First, I want to thank all of you for the kind words regarding my father’s passing. Your comments, emails, and letters mean everything to me. I am slowly working toward returning to my regular routine in between sleepless nights and the endless waves of sadness and thoughts of dad.
I hope all of you have a safe and Happy New Year.
News
Roughly 20,000 Confederates fled to Brazil at the end of the Civil War. Their descendants have celebrated their ancestors and the Confederacy annually in Santa Bárbara d'Oeste. Organizers of the festival have finally decided to cut ties with their Confederate past by renaming the the event and painting over Confederate flags located throughout the town.
David Cunningham, a professor of Sociology at Washington University in St. Louis, explores the impact of the decision to remove Confederate statues in Richmond, Virginia.
These approaches represent different and sometimes conflicting narratives about removed monuments. But the fates of all these statues and their grounds illustrate an unfolding movement to recast the connections between the past and today.
Who defines American values? In their respective reckonings with the Confederacy – and with modern racial justice movements – relocated Confederate statues are bellwethers of ongoing struggles to resolve this question.
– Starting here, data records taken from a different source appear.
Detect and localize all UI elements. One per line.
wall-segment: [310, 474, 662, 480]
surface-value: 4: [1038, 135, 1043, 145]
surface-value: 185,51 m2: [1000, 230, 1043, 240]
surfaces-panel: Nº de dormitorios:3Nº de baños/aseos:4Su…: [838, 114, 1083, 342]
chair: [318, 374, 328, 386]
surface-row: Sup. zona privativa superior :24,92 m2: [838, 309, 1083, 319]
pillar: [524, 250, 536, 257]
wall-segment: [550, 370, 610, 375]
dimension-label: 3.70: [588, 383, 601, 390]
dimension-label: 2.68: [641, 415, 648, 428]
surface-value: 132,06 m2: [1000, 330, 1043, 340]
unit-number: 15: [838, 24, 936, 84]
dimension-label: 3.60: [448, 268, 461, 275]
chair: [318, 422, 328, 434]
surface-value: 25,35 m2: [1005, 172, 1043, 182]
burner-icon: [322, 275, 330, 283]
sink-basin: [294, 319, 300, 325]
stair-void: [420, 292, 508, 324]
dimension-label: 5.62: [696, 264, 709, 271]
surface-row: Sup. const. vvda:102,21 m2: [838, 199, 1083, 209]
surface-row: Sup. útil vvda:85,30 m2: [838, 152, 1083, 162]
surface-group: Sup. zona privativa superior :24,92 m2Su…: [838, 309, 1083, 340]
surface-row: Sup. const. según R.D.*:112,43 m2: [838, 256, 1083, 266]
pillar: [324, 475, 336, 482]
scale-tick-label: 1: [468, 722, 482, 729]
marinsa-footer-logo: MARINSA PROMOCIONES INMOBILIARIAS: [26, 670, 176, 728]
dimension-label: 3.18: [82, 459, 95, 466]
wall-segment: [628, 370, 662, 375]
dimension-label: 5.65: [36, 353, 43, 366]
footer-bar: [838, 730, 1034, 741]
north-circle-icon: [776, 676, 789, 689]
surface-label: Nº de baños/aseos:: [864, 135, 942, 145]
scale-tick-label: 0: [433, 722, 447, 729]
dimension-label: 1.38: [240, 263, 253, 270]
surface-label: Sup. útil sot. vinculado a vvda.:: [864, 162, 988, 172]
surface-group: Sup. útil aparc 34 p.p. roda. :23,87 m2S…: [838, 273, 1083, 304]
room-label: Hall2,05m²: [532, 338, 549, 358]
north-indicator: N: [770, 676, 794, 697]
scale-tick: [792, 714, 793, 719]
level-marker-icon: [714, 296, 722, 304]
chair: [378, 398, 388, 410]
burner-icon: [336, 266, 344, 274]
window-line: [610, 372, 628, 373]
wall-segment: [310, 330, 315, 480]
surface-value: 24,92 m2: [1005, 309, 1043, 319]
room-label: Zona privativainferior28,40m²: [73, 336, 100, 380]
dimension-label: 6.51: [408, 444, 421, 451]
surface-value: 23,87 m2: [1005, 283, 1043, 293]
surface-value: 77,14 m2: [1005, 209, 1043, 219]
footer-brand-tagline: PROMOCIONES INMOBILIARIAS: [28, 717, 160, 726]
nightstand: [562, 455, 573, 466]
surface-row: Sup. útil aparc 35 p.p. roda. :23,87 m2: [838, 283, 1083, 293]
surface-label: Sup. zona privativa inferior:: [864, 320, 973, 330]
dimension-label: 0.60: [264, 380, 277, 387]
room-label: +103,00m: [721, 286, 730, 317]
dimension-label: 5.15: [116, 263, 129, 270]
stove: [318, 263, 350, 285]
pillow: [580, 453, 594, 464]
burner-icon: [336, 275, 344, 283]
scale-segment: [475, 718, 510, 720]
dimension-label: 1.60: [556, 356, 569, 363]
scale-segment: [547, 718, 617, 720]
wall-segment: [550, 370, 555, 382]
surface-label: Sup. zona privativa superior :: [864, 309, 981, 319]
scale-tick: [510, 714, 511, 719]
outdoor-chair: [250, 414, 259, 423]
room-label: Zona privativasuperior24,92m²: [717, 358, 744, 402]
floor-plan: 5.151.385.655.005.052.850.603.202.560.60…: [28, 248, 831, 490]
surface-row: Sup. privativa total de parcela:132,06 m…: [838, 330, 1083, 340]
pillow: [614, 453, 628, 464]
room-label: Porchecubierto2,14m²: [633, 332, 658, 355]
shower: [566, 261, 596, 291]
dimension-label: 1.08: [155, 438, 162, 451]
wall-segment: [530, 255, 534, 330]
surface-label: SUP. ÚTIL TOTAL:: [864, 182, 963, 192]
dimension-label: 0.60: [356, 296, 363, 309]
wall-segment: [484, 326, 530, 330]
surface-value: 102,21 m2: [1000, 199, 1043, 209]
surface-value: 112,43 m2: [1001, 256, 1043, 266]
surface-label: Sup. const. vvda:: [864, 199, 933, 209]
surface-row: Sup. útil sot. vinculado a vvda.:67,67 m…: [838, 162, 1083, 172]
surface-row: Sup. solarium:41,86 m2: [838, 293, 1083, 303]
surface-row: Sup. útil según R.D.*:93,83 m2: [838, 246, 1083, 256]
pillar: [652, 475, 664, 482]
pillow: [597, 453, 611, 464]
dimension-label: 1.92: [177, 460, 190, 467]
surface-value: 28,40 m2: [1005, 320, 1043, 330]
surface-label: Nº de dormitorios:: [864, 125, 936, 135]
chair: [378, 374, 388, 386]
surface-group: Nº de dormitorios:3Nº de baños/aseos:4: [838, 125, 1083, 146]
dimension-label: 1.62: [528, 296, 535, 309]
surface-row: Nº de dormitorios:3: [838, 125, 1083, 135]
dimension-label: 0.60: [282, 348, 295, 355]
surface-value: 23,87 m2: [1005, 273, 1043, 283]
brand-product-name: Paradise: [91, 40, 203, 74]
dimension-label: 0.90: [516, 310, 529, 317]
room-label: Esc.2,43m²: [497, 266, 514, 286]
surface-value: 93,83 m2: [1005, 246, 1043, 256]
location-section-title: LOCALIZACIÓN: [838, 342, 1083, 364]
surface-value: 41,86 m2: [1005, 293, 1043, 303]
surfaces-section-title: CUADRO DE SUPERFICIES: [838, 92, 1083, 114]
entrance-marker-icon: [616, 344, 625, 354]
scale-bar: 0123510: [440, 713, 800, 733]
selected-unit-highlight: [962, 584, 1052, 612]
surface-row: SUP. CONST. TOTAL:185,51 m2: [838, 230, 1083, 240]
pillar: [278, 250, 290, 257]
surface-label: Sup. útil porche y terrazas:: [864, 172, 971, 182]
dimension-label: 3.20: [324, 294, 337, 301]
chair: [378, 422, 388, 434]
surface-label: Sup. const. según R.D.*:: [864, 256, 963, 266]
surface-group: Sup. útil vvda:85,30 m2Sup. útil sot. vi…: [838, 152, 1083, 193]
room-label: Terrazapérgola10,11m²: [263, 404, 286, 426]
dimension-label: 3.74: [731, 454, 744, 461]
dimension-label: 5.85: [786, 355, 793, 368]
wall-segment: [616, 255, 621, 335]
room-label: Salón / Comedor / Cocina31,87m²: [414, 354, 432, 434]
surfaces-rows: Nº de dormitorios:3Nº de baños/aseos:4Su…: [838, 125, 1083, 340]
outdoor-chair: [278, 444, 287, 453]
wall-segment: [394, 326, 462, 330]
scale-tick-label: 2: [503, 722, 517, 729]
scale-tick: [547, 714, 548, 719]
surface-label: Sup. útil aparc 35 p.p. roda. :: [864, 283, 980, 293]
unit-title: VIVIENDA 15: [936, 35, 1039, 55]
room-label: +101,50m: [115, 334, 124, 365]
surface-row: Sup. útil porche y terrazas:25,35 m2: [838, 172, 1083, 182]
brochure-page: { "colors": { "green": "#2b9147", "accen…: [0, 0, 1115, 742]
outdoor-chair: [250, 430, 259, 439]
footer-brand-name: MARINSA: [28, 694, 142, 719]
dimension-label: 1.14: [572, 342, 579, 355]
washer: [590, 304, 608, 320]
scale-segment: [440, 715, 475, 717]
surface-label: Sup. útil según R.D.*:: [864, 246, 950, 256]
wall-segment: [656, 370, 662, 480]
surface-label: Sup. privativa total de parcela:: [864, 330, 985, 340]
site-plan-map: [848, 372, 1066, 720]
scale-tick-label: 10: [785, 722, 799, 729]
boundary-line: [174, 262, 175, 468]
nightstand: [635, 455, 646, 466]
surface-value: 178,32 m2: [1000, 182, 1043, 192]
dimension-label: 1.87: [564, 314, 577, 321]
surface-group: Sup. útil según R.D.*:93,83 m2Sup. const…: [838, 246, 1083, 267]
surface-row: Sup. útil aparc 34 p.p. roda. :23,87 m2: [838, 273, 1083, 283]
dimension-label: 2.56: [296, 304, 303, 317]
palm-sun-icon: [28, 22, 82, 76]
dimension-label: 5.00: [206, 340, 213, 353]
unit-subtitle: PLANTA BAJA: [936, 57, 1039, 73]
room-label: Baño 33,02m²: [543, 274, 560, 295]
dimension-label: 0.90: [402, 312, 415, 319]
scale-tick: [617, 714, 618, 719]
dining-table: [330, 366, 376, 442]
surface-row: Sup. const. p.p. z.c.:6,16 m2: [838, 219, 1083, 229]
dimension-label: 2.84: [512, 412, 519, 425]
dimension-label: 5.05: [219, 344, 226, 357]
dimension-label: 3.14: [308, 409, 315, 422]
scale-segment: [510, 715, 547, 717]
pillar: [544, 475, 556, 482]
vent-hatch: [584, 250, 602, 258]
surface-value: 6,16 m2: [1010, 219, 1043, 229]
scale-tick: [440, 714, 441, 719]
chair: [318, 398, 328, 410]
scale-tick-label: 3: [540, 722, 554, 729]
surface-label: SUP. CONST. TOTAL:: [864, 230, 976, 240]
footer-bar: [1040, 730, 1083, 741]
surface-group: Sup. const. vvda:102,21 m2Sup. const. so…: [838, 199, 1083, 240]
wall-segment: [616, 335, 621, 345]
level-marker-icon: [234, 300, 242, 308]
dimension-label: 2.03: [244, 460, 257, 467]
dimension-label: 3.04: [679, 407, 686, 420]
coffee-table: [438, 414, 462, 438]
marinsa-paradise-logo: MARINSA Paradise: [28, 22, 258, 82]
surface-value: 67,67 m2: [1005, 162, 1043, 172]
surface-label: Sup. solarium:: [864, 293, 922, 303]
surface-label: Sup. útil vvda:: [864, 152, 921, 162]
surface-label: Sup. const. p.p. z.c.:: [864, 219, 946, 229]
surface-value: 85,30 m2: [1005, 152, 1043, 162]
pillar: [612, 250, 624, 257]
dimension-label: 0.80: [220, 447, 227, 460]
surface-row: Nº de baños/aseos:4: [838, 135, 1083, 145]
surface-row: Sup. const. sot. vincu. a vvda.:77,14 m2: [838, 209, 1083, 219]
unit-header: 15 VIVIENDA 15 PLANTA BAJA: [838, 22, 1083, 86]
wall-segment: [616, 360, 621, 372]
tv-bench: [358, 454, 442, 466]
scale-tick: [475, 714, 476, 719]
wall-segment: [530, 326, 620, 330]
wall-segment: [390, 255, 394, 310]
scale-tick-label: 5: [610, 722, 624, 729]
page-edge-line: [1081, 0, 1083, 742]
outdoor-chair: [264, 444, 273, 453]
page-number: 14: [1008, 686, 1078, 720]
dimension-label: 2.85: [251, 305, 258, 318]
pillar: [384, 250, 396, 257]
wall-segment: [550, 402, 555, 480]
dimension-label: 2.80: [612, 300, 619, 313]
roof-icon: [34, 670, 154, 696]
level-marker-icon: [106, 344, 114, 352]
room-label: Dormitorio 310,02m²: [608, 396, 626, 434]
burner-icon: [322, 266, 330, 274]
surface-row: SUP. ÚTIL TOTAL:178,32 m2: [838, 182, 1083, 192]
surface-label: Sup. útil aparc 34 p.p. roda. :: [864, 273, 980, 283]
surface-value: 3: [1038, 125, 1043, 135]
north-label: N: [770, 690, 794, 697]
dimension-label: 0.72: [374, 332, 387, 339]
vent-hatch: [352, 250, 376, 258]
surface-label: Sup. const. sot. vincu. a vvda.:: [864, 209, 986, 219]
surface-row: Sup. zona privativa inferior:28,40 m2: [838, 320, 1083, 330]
Eli Wizevich writes about Ulysses S. Grant’s order to expel Jews from certain areas of the Confederacy in December 1862.
At The Civil War Monitor magazine, John Heckman, talks with historian Jennifer M. Murray about how the relationship between Union generals George Meade and Ulysses S. Grant operated during the Army of the Potomac’s pivotal 1864 campaigns against Robert E. Lee and the Army of Northern Virginia.
Also from CWM: In its October 12, 1861, issue, The Scientific American reprinted a brief article that had recently appeared in the Philadelphia newspaper North American. In it, an editor at the North American wrote up his notes of a discussion with a Union veteran of the Battle of Bull Run, which had been fought the previous July. The editor’s goal: to inform his readers—including potential army enlistees—what the experience of combat was like in the months-old Civil War.
Books
Matthew Gabriele & David M. Perry, Oathbreakers: The War of Brothers That Shattered an Empire and Made Medieval Europe (Harper, 2024).
Bennett Parten, Somewhere Toward Freedom: Sherman’s March and the Story of America’s Largest Emanciption (Simon & Schuster, 2025).
Timothy B. Smith, The Iron Dice of Battle: Albert Sidney Johnston and the Civil War in the West (Louisiana State University Press, 2023).
Wright Thompson, The Barn: The Secret History of A Murder in Mississippi (Penguin Press, 2025).
William Willrich, American Anarchy: The Epic Struggle between Immigrant Radicals and the the US Government at the Dawn of the Twentieth Century (Basic, 2023).
Videos
Eric Coddington does a fantastic job of contextualizing the famous photograph of Andrew and Silas Chandler that I used for the cover of my most recent book.
In February 1865, the outlook for the Army of Northern Virginia and the Confederate nation was grim. With little supplies for the army, no money, and Maj. Gen. William T. Sherman's army marching north through the Carolinas, Gen. Robert E. Lee's options for survival were quickly dwindling. Two confidential letters between Lee and Lt. Gen. James Longstreet tell the tale.
Garry Adleman tours the National Civil War Museum in Harrisburg, PA. I’ve spoken there numerous times. It is well worth visiting if you find yourself in the area.
Here is historian David Blight lecturing on the legacies of Reconstruction and the origins of the Jim Crow era.
Otis
Plotting his next move.
Thank you, Kevin, for sharing the good work of The Valentine in RVA as they continue to lead important community based discussions on this topic and many others our students are still processing and will need to be included in and informed about as they become local policy makers, educators, and future leaders. Knowing you are doing this as you spent your holidays (as so many did) without those most recently lost is a testament to your dedication to keeping important history in our national dialogue.
Good morning! ☀️ Thank you for keeping in touch through this medium while dealing with everything that come with the death of a parent. Please take time for yourself, all the time you need. We'll be here. No rush.